O cálculo do repasse adicional de julho se dá de maneira semelhante ao 1% do mês de dezembro (Emenda Constitucional nº 55/2007) de cada ano, ou seja, com a incidência do percentual sobre a do Imposto de Renda (IR) contabilizada entre o início de julho do ano passado até o final de junho deste ano. Logo, será repassado antes do primeiro decêndio do mês de julho, quando são creditados os valores do FPM.
As Entidades reiteram que, no mês de julho, o FPM costuma apresentar uma forte queda, devido à sazonalidade da arrecadação ao longo do ano, que ocorre em função dos níveis de atividade econômica típicos de cada período. Por isso, o repasse extra de julho oferece um pouco de fôlego financeiro para os gestores municipais. Cabe salientar que de acordo com a redação da Emenda Constitucional nº 84/2014, ao 1% adicional do FPM não incide retenção do Fundeb, mas trata-se de uma transferência constitucional e por isso devem ser aplicados em Manutenção e Desenvolvimento de Ensino (MDE).
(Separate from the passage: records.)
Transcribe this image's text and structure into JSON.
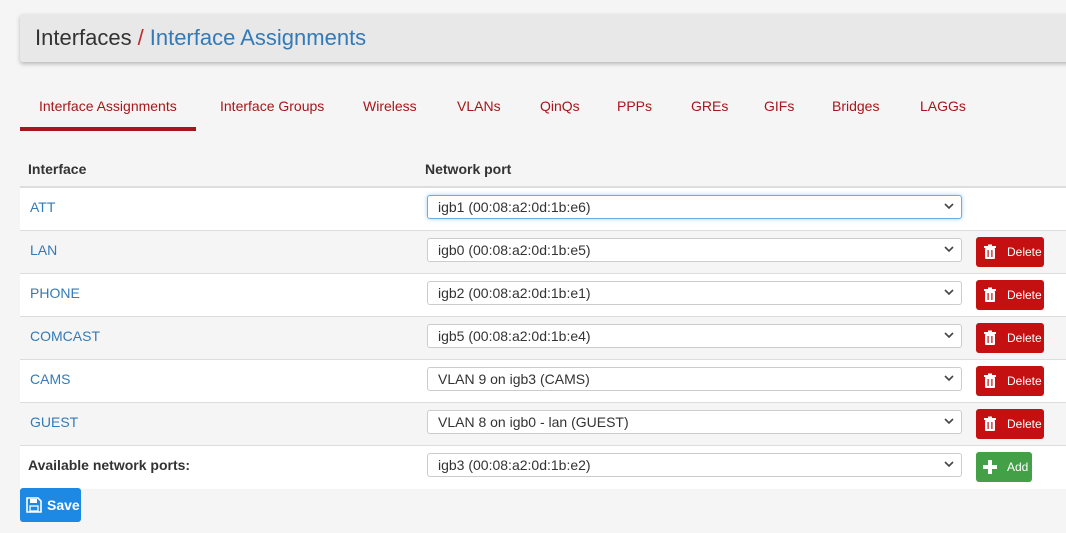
{
  "breadcrumb": {
    "root": "Interfaces",
    "separator": "/",
    "current": "Interface Assignments"
  },
  "tabs": [
    "Interface Assignments",
    "Interface Groups",
    "Wireless",
    "VLANs",
    "QinQs",
    "PPPs",
    "GREs",
    "GIFs",
    "Bridges",
    "LAGGs"
  ],
  "active_tab": "Interface Assignments",
  "table": {
    "headers": {
      "interface": "Interface",
      "port": "Network port"
    },
    "rows": [
      {
        "interface": "ATT",
        "port": "igb1 (00:08:a2:0d:1b:e6)",
        "delete": ""
      },
      {
        "interface": "LAN",
        "port": "igb0 (00:08:a2:0d:1b:e5)",
        "delete": "Delete"
      },
      {
        "interface": "PHONE",
        "port": "igb2 (00:08:a2:0d:1b:e1)",
        "delete": "Delete"
      },
      {
        "interface": "COMCAST",
        "port": "igb5 (00:08:a2:0d:1b:e4)",
        "delete": "Delete"
      },
      {
        "interface": "CAMS",
        "port": "VLAN 9 on igb3 (CAMS)",
        "delete": "Delete"
      },
      {
        "interface": "GUEST",
        "port": "VLAN 8 on igb0 - lan (GUEST)",
        "delete": "Delete"
      }
    ],
    "available": {
      "label": "Available network ports:",
      "port": "igb3 (00:08:a2:0d:1b:e2)",
      "add": "Add"
    }
  },
  "save_label": "Save",
  "icons": {
    "delete": "trash-icon",
    "add": "plus-icon",
    "save": "floppy-disk-icon",
    "select": "chevron-down-icon"
  },
  "colors": {
    "accent_red": "#a6161a",
    "link_blue": "#337ab7",
    "delete_red": "#c41010",
    "add_green": "#43a047",
    "save_blue": "#1e88e5"
  }
}
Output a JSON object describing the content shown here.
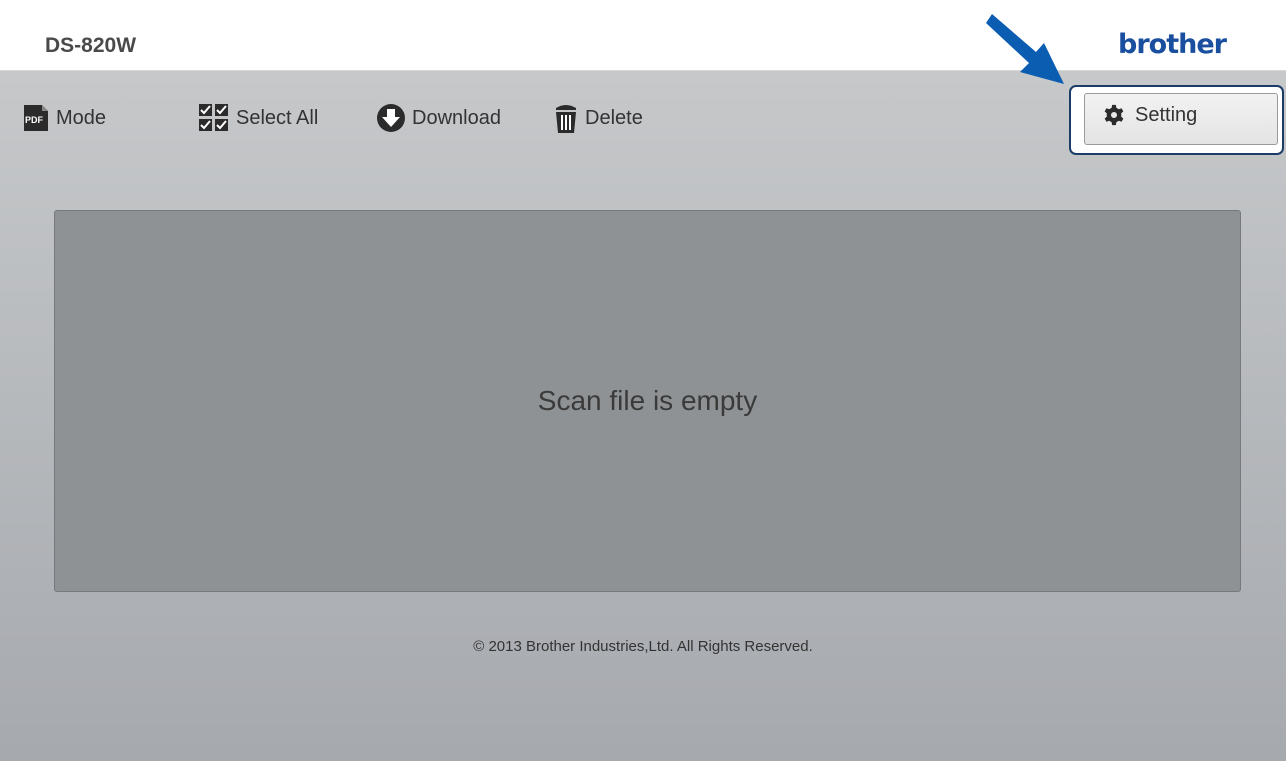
{
  "header": {
    "model_name": "DS-820W",
    "brand": "brother"
  },
  "toolbar": {
    "mode": {
      "icon": "pdf-icon",
      "icon_text": "PDF",
      "label": "Mode"
    },
    "select_all": {
      "icon": "select-all-icon",
      "label": "Select All"
    },
    "download": {
      "icon": "download-icon",
      "label": "Download"
    },
    "delete": {
      "icon": "trash-icon",
      "label": "Delete"
    },
    "setting": {
      "icon": "gear-icon",
      "label": "Setting"
    }
  },
  "main": {
    "empty_message": "Scan file is empty"
  },
  "footer": {
    "copyright": "© 2013 Brother Industries,Ltd. All Rights Reserved."
  },
  "colors": {
    "brand": "#1a4fa0",
    "arrow": "#0a5db0",
    "highlight_frame": "#1b3c66",
    "panel": "#8f9294"
  }
}
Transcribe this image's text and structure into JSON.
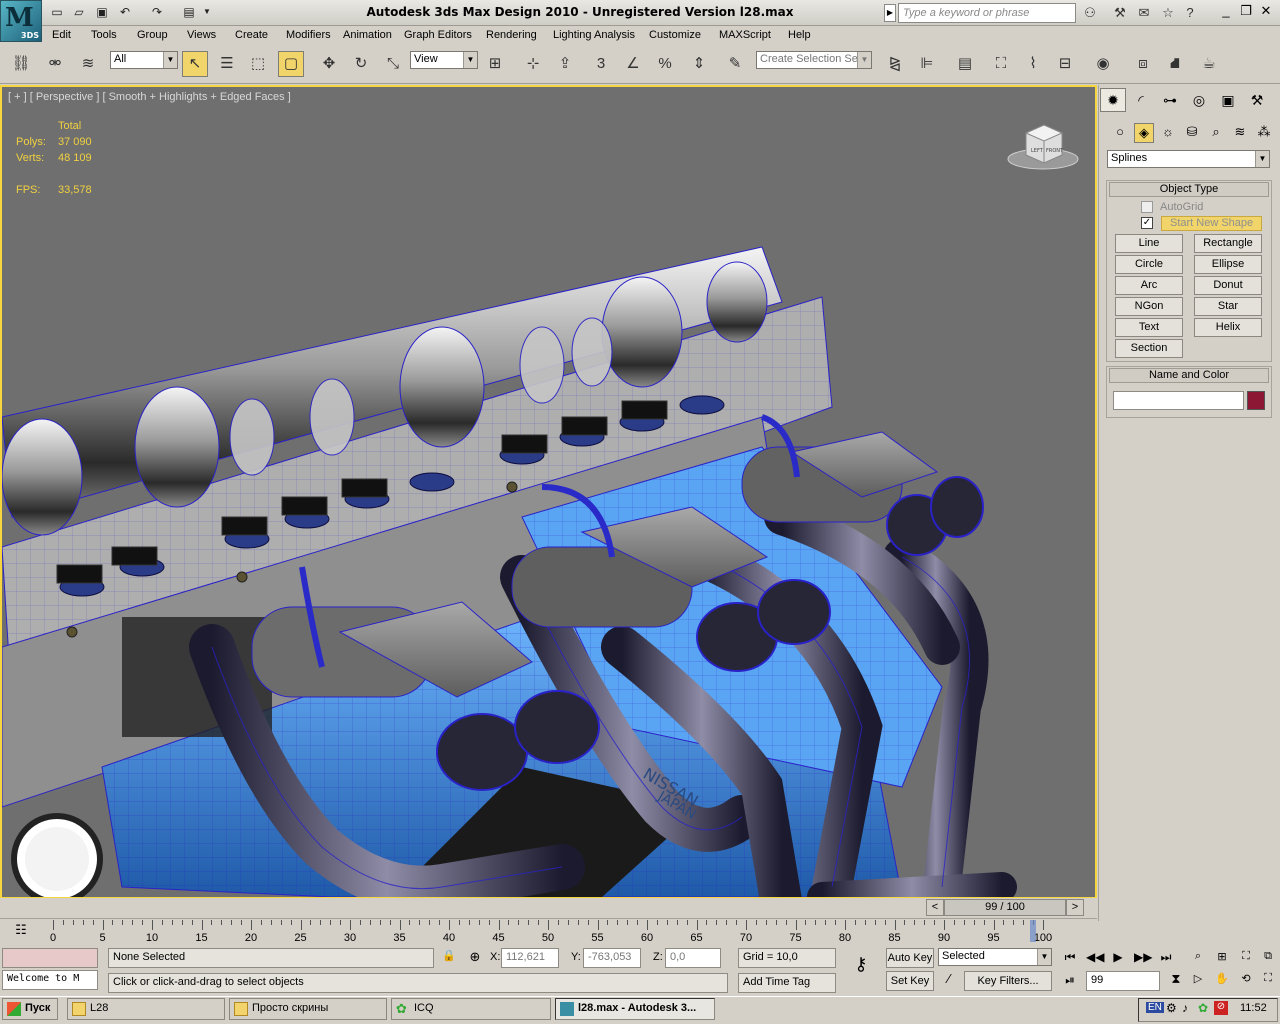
{
  "window": {
    "title": "Autodesk 3ds Max Design 2010   -  Unregistered Version      l28.max",
    "logo_letter": "M",
    "logo_sub": "3DS",
    "search_placeholder": "Type a keyword or phrase"
  },
  "menu": [
    "Edit",
    "Tools",
    "Group",
    "Views",
    "Create",
    "Modifiers",
    "Animation",
    "Graph Editors",
    "Rendering",
    "Lighting Analysis",
    "Customize",
    "MAXScript",
    "Help"
  ],
  "toolbar": {
    "selection_filter": "All",
    "ref_coord": "View",
    "named_selection_placeholder": "Create Selection Se",
    "snap_label": "3",
    "percent_label": "%"
  },
  "viewport": {
    "label": "[ + ] [ Perspective ] [ Smooth + Highlights + Edged Faces ]",
    "stats": {
      "header": "Total",
      "polys_label": "Polys:",
      "polys": "37 090",
      "verts_label": "Verts:",
      "verts": "48 109",
      "fps_label": "FPS:",
      "fps": "33,578"
    },
    "viewcube": {
      "left": "LEFT",
      "front": "FRONT"
    },
    "brand_text": "NISSAN",
    "brand_text2": "JAPAN"
  },
  "command_panel": {
    "category": "Splines",
    "object_type_title": "Object Type",
    "autogrid": "AutoGrid",
    "start_new_shape": "Start New Shape",
    "start_new_shape_checked": true,
    "buttons": [
      [
        "Line",
        "Rectangle"
      ],
      [
        "Circle",
        "Ellipse"
      ],
      [
        "Arc",
        "Donut"
      ],
      [
        "NGon",
        "Star"
      ],
      [
        "Text",
        "Helix"
      ],
      [
        "Section",
        ""
      ]
    ],
    "name_color_title": "Name and Color",
    "object_name": "",
    "object_color": "#8c1734"
  },
  "timeline": {
    "frame": "99 / 100",
    "prev": "<",
    "next": ">",
    "current_frame": 99,
    "ticks": [
      0,
      5,
      10,
      15,
      20,
      25,
      30,
      35,
      40,
      45,
      50,
      55,
      60,
      65,
      70,
      75,
      80,
      85,
      90,
      95,
      100
    ]
  },
  "status": {
    "script_listener": "Welcome to M",
    "selection": "None Selected",
    "prompt": "Click or click-and-drag to select objects",
    "x_label": "X:",
    "x": "112,621",
    "y_label": "Y:",
    "y": "-763,053",
    "z_label": "Z:",
    "z": "0,0",
    "grid": "Grid = 10,0",
    "add_time_tag": "Add Time Tag",
    "auto_key": "Auto Key",
    "set_key": "Set Key",
    "key_mode": "Selected",
    "key_filters": "Key Filters...",
    "frame_field": "99"
  },
  "taskbar": {
    "start": "Пуск",
    "tasks": [
      "L28",
      "Просто скрины",
      "ICQ",
      "l28.max - Autodesk 3..."
    ],
    "lang": "EN",
    "clock": "11:52"
  }
}
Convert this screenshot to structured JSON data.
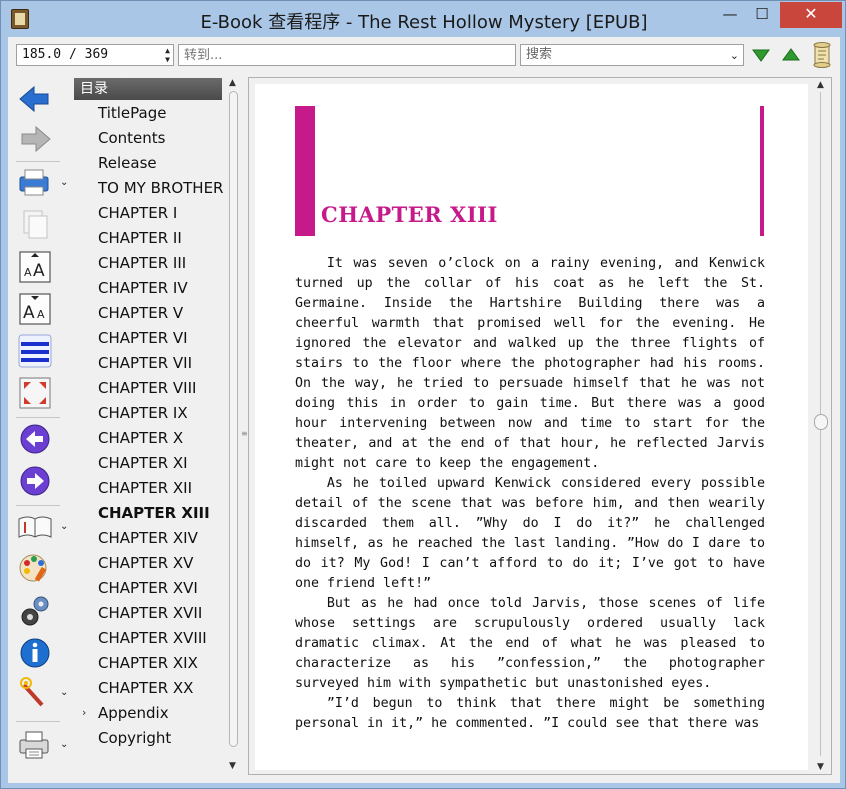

O presidente da CNM, Glademir Aroldi, lembra que o repasse é resultado da luta municipalista. A intensa atuação do movimento garantiu a inclusão dos dois repasses adicionais na Constituição Federal – por meio das ECs 55/2007 e 84/2014 – anualmente. Com isso, a participação dos governos locais no bolo tributário passou de 22,5% para 2,5% da arrecadação dos Impostos de Renda e sobre Produtos Industrializados (IR e IPI).
Aroldi lembra ainda o trabalho promovido no Congresso Nacional para garantir mais 1% dos dois impostos para os Municípios, a ser repassado em setembro. Ele reforça que as pessoas vivem nos Município e é lá que os serviços são prestados, como ficou evidente agora com a pandemia. A expectativa da liderança municipalista está apoiada no apoio dos parlamentares para aprovar o 1% do FPM de setembro ainda este ano.